Dall'importanza del dialogo, alle regole igieniche, fino alle storie positive. Un vademecum per orientarsi

Ai tempi del coronavirus l’attenzione della maggioranza dell’opinione pubblica è concentrata da un lato su numeri e statistiche – contagiati, morti e guariti – dall’altro su storie personali di malati, medici e infermieri. Emozioni, sensazioni, paure e speranze dei bambini non fanno notizia. Eppure le scuole sono chiuse e i genitori devono confrontarsi tutti i giorni con i propri figli, i loro dubbi e le loro domande. Cos’è il coronavirus? Che comportamenti devo tenere? Quando finirà? Iterrogativi che non attanagliano solo il mondo degli adulti.
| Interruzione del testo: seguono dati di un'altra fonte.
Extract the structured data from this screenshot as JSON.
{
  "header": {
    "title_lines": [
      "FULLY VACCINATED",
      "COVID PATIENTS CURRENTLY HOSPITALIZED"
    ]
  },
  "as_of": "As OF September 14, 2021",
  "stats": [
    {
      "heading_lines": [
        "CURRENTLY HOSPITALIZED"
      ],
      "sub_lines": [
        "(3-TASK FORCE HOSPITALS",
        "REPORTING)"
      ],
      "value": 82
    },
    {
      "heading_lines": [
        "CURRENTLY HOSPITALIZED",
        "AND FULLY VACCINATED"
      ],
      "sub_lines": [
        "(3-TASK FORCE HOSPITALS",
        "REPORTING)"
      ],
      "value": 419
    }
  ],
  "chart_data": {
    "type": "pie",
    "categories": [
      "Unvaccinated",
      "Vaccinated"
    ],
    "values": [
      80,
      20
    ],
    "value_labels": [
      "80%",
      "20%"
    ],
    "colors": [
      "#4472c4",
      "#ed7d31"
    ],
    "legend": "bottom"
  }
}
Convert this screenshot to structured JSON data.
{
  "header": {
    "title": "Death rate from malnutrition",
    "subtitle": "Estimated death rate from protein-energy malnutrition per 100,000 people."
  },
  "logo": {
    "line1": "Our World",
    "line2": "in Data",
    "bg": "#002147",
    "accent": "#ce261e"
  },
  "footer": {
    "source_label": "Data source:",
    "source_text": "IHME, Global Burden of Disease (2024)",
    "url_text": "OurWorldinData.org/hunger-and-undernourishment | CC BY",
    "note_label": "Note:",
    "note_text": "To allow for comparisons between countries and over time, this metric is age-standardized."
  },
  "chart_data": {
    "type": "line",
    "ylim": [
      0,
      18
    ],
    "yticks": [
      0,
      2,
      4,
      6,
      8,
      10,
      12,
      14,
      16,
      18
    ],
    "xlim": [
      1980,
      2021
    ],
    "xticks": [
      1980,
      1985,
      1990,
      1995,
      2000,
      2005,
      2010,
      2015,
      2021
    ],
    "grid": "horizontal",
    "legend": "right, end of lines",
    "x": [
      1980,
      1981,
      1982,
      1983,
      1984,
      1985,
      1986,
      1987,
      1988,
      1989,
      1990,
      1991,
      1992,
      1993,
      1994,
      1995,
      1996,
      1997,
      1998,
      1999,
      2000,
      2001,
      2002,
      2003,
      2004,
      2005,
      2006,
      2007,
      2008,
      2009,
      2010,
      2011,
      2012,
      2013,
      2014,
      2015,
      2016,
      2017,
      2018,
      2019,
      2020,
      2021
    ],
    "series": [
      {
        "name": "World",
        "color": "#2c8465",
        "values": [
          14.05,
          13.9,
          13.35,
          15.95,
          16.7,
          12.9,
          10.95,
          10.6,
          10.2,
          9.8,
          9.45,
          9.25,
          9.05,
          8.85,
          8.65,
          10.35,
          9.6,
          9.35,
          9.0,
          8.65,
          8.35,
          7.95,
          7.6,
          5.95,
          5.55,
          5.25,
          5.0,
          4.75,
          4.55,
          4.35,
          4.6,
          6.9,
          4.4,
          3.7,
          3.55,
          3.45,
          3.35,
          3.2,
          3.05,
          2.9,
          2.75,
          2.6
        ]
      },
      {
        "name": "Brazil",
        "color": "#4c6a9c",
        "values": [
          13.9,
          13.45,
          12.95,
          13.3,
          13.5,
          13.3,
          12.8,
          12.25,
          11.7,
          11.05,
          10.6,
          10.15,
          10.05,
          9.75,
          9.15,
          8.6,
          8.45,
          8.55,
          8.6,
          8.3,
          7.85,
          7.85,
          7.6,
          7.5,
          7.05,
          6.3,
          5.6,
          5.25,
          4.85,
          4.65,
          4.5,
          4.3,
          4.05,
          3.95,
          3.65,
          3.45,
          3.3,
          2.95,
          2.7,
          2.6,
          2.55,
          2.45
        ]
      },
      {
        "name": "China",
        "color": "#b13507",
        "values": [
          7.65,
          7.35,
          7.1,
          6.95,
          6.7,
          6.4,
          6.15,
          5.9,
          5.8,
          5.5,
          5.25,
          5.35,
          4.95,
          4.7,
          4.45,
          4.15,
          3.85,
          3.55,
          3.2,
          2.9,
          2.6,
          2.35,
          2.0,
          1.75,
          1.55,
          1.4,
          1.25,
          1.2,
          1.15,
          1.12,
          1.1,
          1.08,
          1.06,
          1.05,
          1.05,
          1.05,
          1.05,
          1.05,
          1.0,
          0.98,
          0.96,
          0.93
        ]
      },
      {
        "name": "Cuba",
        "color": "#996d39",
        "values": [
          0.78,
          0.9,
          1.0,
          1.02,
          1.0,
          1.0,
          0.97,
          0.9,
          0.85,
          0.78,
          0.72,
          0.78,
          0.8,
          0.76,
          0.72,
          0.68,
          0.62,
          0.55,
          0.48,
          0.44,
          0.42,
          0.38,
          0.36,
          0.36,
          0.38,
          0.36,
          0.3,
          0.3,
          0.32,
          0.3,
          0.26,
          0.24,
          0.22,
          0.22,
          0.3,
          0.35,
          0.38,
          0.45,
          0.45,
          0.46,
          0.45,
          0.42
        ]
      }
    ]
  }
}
L’Unicef ha stilato una lista di consigli (qui il documento completo ripreso dal Ministero della Salute) su come spiegare il covid-19 ai bambini.

Dialogo

Elemento fondamentale secondo il documento sarebbe il dialogo. Far parlare i bambini non giudicando le loro paure, ma accogliendole, rassicurandoli sul fatto che sia del tutto normale sentirsi impauriti in una situazione simile. Il linguaggio utilizzato per spiegare la situazione deve essere adeguato all’età e, se non si è in grado di rispondere a una domanda, è meglio non buttarsi, ma approfittarne per informarsi insieme.

Protezione

Tenere almeno un metro di distanza, tossire e starnutire nella manica e lavarsi spesso le mani. Sono queste le regole che vengono ripetute dall’inizio dell’emergenza. Semplici disposizioni, importanti, che è necessario spiegare nel modo giusto ai bambini senza appesantirli, per esempio utilizzando animazioni o una canzone per rendere i gesti più spontanei e gradevoli.

Storie

Siano essi delle fiabe o dei cartoni, ai bambini piacciono gli eroi. Allora perché non utilizzare questo espediente per infondere un messaggio di speranza. L’Unicef infatti consiglia di raccontare le storie di tutte quelle persone – come medici e infermieri – che combattono il virus, che si spendono per il “bene”.